Pedro: Eu vinha conversando com o Luiz a respeito
de montar uma banda havia algum tempo. Eu tinha uma banda de Doom mais psicodélico,
o Magzilla, e queria encaixar outras idéias em algum outro projeto e ele já não
estava mais no Meant to Suffer na época, e queria montar uma banda com uma sonoridade
diferente do Grindcore. E na verdade, o Luiz acabou sendo uma peça central
nesse início. Ele chamou o Marcelo, que eu mal conhecia, mas já sabia da
potência da criança por ter visto alguns shows do O Cúmplice. Encontrou também
o Victor querendo montar uma banda com uma proposta que batia com a nossa e,
por fim, o Marcelo trouxe o Cuca, nosso primeiro baixista, que hoje toca no
Rastilho. No final das contas estávamos todos caminhando para um lado parecido
e logo no primeiro ensaio que fizemos isso já ficou claro.
De onde surgiu
inspiração para o nome?
Marcelo: Nomear qualquer coisa é muito difícil.
Ainda mais com toda possibilidade, com os diversos idiomas. Além disso, existe
outra questão: a quantidade imensa de bandas que já escolheu nomes que tenham a
ver com o “estilo”. Com BASALT não é diferente. Existem outros mundo afora, e
hoje isso me preocupa bem menos do que antes. Conforme íamos compondo e
escrevendo, as músicas iam criando uma “atmosfera” se é que posso falar assim.
Acho que sem intenção, um “clima” pesado, intenso e obscuro ia surgindo e sendo
transmitido através da música. As estruturas musicais sempre foram mais
abertas, sem muita obrigação de ser “coerente” a um modelo ou um estilo. Os
elementos vão aparecendo e se vão funcionando eles vão sendo aplicados e
agregados nas músicas.
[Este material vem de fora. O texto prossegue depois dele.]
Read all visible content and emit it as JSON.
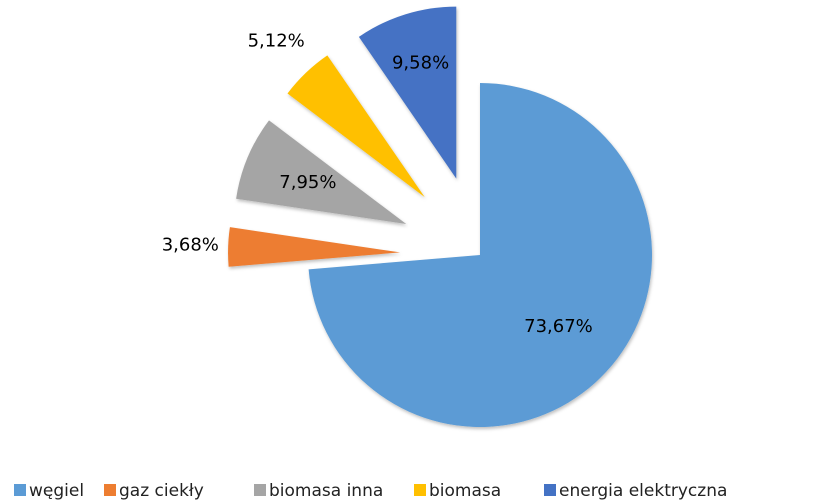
{
  "chart_data": {
    "type": "pie",
    "categories": [
      "węgiel",
      "gaz ciekły",
      "biomasa inna",
      "biomasa",
      "energia elektryczna"
    ],
    "values": [
      73.67,
      3.68,
      7.95,
      5.12,
      9.58
    ],
    "value_labels": [
      "73,67%",
      "3,68%",
      "7,95%",
      "5,12%",
      "9,58%"
    ],
    "colors": [
      "#5b9bd5",
      "#ed7d31",
      "#a5a5a5",
      "#ffc000",
      "#4472c4"
    ],
    "legend": "bottom"
  }
}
Por isso que, ao mesmo tempo em que são muito parecidas,
são muito diferentes entre si.
Quando começamos
a escrever juntos, muitas vezes me peguei pensando no quanto a “escuridão”
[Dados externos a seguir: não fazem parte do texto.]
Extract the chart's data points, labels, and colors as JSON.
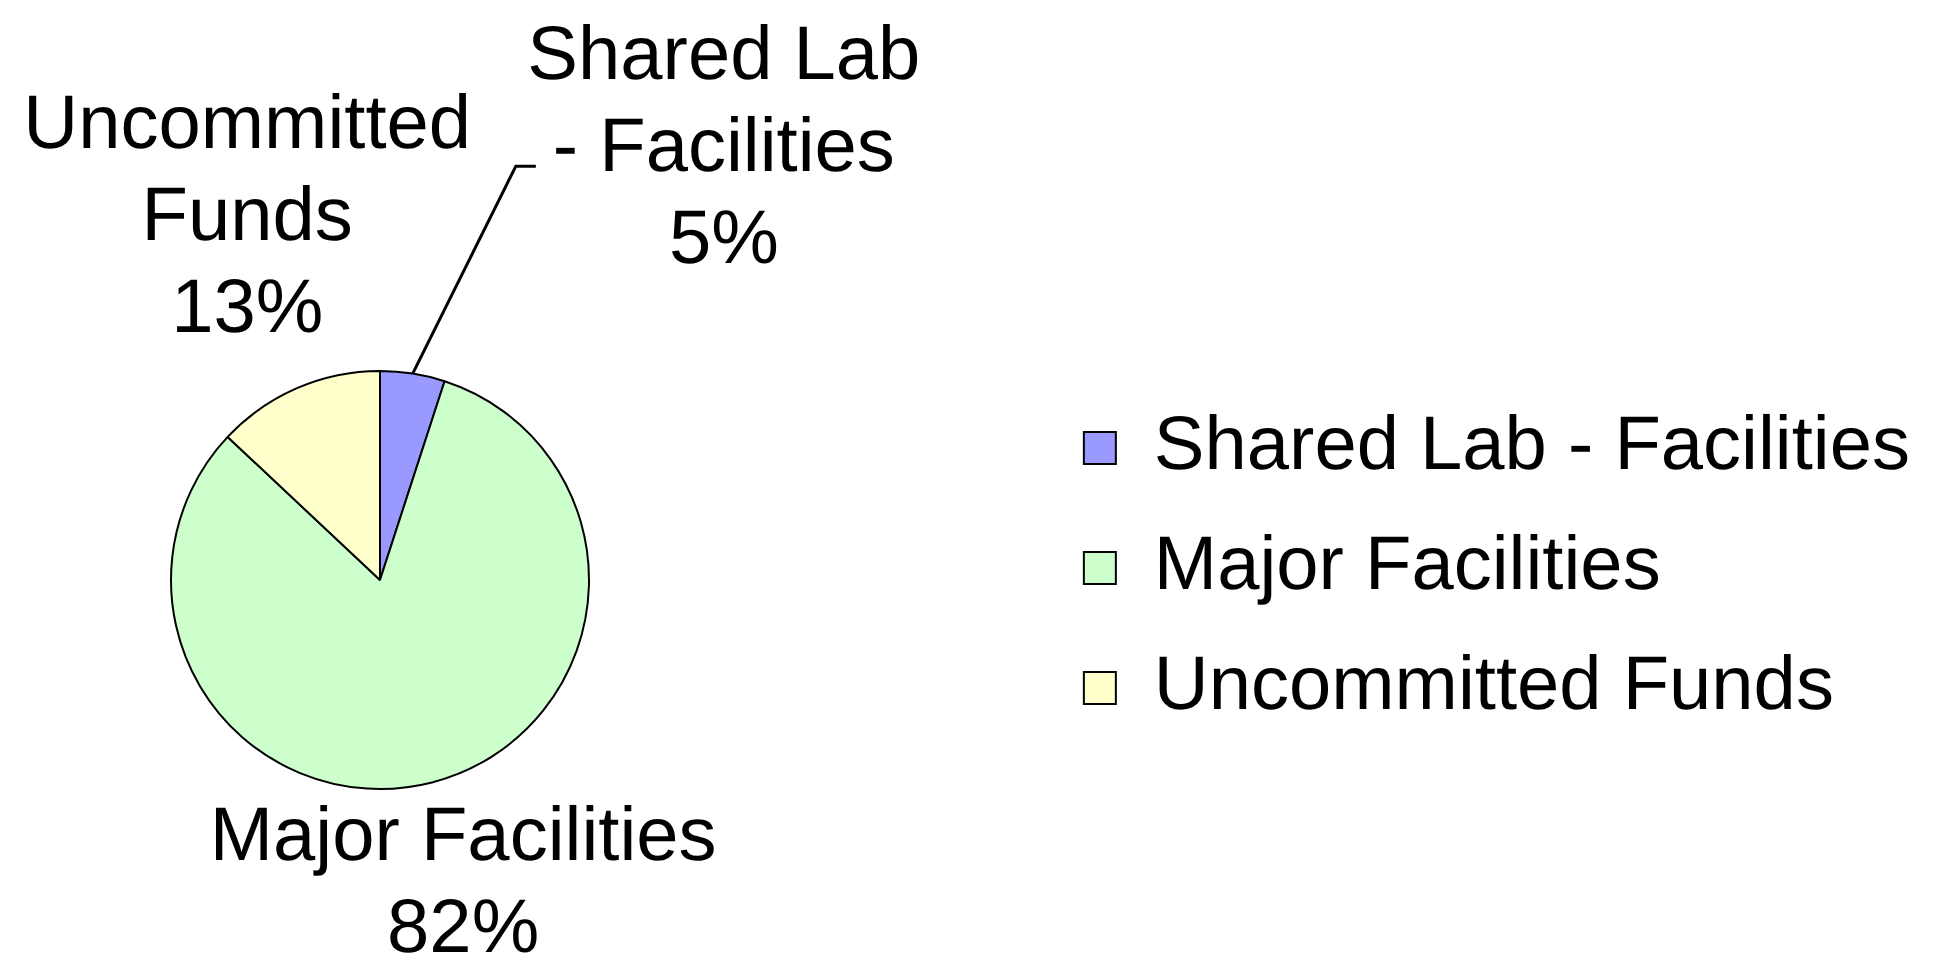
{
  "chart_data": {
    "type": "pie",
    "categories": [
      "Shared Lab - Facilities",
      "Major Facilities",
      "Uncommitted Funds"
    ],
    "values": [
      5,
      82,
      13
    ],
    "value_labels": [
      "5%",
      "82%",
      "13%"
    ],
    "colors": [
      "#9999ff",
      "#ccffcc",
      "#ffffcc"
    ],
    "legend": "right"
  }
}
moral, espiritual, existencial do ser humano vem sendo explorada, na música, na
literatura, no cinema. Nossas letras são muito metafóricas, tem uma simbologia
própria para que cada um que se preste a fazer uma interpretação, conclua algo
por si. E algumas delas já estavam sendo trabalhadas antes de fecharmos o nome
da banda em definitivo. Foi juntando essas percepções que pensei no quanto as
rochas basálticas são uma metáfora interessante. São negras, pesadas, densas,
extremamente antigas, vêm das profundezas da terra. São amorfas, e junto de
outros elementos criam outras rochas. E isso tem muito e nada a ver com a
natureza humana, um geomorfismo para entender a essência humana em seus
defeitos e falhas.
Grande parte dos
grupos nacionais escolheu o inglês para cantar. Ao contrário disso, vocês
optaram por cantar em português. Por qual motivo? Acreditam que cantando em
nosso idioma, a penetração no mercado internacional seja mais limitada?
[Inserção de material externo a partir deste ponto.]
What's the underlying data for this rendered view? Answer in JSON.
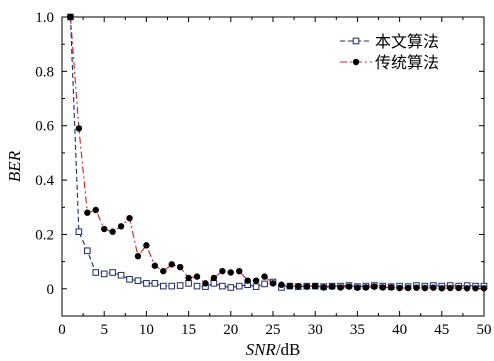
{
  "chart_data": {
    "type": "line",
    "xlabel_italic": "SNR",
    "xlabel_unit": "/dB",
    "ylabel": "BER",
    "xlim": [
      0,
      50
    ],
    "ylim": [
      -0.1,
      1.0
    ],
    "xticks": [
      0,
      5,
      10,
      15,
      20,
      25,
      30,
      35,
      40,
      45,
      50
    ],
    "yticks": [
      0,
      0.2,
      0.4,
      0.6,
      0.8,
      1.0
    ],
    "ytick_labels": [
      "0",
      "0.2",
      "0.4",
      "0.6",
      "0.8",
      "1.0"
    ],
    "grid": false,
    "legend_position": "top-right",
    "x": [
      1,
      2,
      3,
      4,
      5,
      6,
      7,
      8,
      9,
      10,
      11,
      12,
      13,
      14,
      15,
      16,
      17,
      18,
      19,
      20,
      21,
      22,
      23,
      24,
      25,
      26,
      27,
      28,
      29,
      30,
      31,
      32,
      33,
      34,
      35,
      36,
      37,
      38,
      39,
      40,
      41,
      42,
      43,
      44,
      45,
      46,
      47,
      48,
      49,
      50
    ],
    "series": [
      {
        "name": "本文算法",
        "color": "#1f2a6b",
        "marker": "open-square",
        "line": "dashed",
        "values": [
          1.0,
          0.21,
          0.14,
          0.06,
          0.055,
          0.06,
          0.05,
          0.035,
          0.03,
          0.02,
          0.02,
          0.01,
          0.01,
          0.012,
          0.02,
          0.01,
          0.008,
          0.02,
          0.01,
          0.005,
          0.01,
          0.015,
          0.008,
          0.018,
          0.025,
          0.005,
          0.01,
          0.008,
          0.01,
          0.01,
          0.008,
          0.01,
          0.01,
          0.012,
          0.008,
          0.01,
          0.012,
          0.01,
          0.008,
          0.01,
          0.008,
          0.012,
          0.01,
          0.012,
          0.01,
          0.012,
          0.01,
          0.012,
          0.01,
          0.01
        ]
      },
      {
        "name": "传统算法",
        "color": "#d62020",
        "marker": "filled-circle",
        "line": "dash-dot",
        "values": [
          1.0,
          0.59,
          0.28,
          0.29,
          0.22,
          0.21,
          0.23,
          0.26,
          0.12,
          0.16,
          0.085,
          0.065,
          0.09,
          0.08,
          0.04,
          0.045,
          0.02,
          0.04,
          0.065,
          0.06,
          0.065,
          0.03,
          0.03,
          0.045,
          0.02,
          0.015,
          0.01,
          0.01,
          0.008,
          0.01,
          0.005,
          0.008,
          0.005,
          0.008,
          0.004,
          0.005,
          0.008,
          0.005,
          0.005,
          0.003,
          0.003,
          0.004,
          0.003,
          0.004,
          0.002,
          0.003,
          0.003,
          0.002,
          0.002,
          0.002
        ]
      }
    ]
  }
}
Marcelo: Antes de tudo, ao escrever, gosto de ter
domínio do idioma. Eu não me sinto confortável com o inglês, me faltaria
vocabulário, minha pronúncia é ruim, sou péssimo na gramática também. Dito
isso, eu sinto que não seria capaz de criar jogos de palavras em uma língua que
eu não domine. Para mim, a letra de uma música é a expressão de um sentimento,
de uma mensagem e também uma construção artística. Para outros pode não ser
nada disso, e não há um problema. Falo isso em uma percepção estritamente
pessoal. Venho mantendo isso, desde as primeiras bandas que toquei lá pelos
anos 90, e acho que hoje tenho essa ideia bem amadurecida.
Penso também que
existe algo de profundo em qualquer idioma que é a relação do campo escrito com
a cultura ao redor e, pensando assim, ao escrever noutro idioma, eu perderia
muitas associações possíveis. Como não sou falante nativo de outro idioma, com
as minhas deficiências, eu teria de fazer aquele jogo mental de compor uma
ideia e “traduzir”. E tradução por si é uma nova escrita, uma transposição para
interpretação de outra.
O português, a
meu ver, é um idioma riquíssimo de ser explorado. Tiro muito do que escrevo de
minhas experiências e de leituras que tive no correr da vida. A literatura
nesse idioma é imensa, pense nesses autores: Saramago, Machado de Assis, Mia
Couto, Eça de Queiroz, Graciliano Ramos, Fernando Pessoa, Guimarães Rosa,
Camões, Pepetela, José Luandino... Existe uma poética, uma melancolia, uma
fluidez de palavras, uma tristeza e solidão que creio, só a língua portuguesa
tem. Outros idiomas devem ter, mas vivem à sua maneira diferente de nós. Não
quero parecer prepotente ou “artista” demais. Além do mais, também não sou
linguista, mas sou apaixonado por nosso idioma, os diferentes sotaques,
expressões, tudo isso me interessa. As palavras são vivas, frutos do tempo e
das sociedades, gosto de pesquisar, de entender suas raízes, de onde vêm.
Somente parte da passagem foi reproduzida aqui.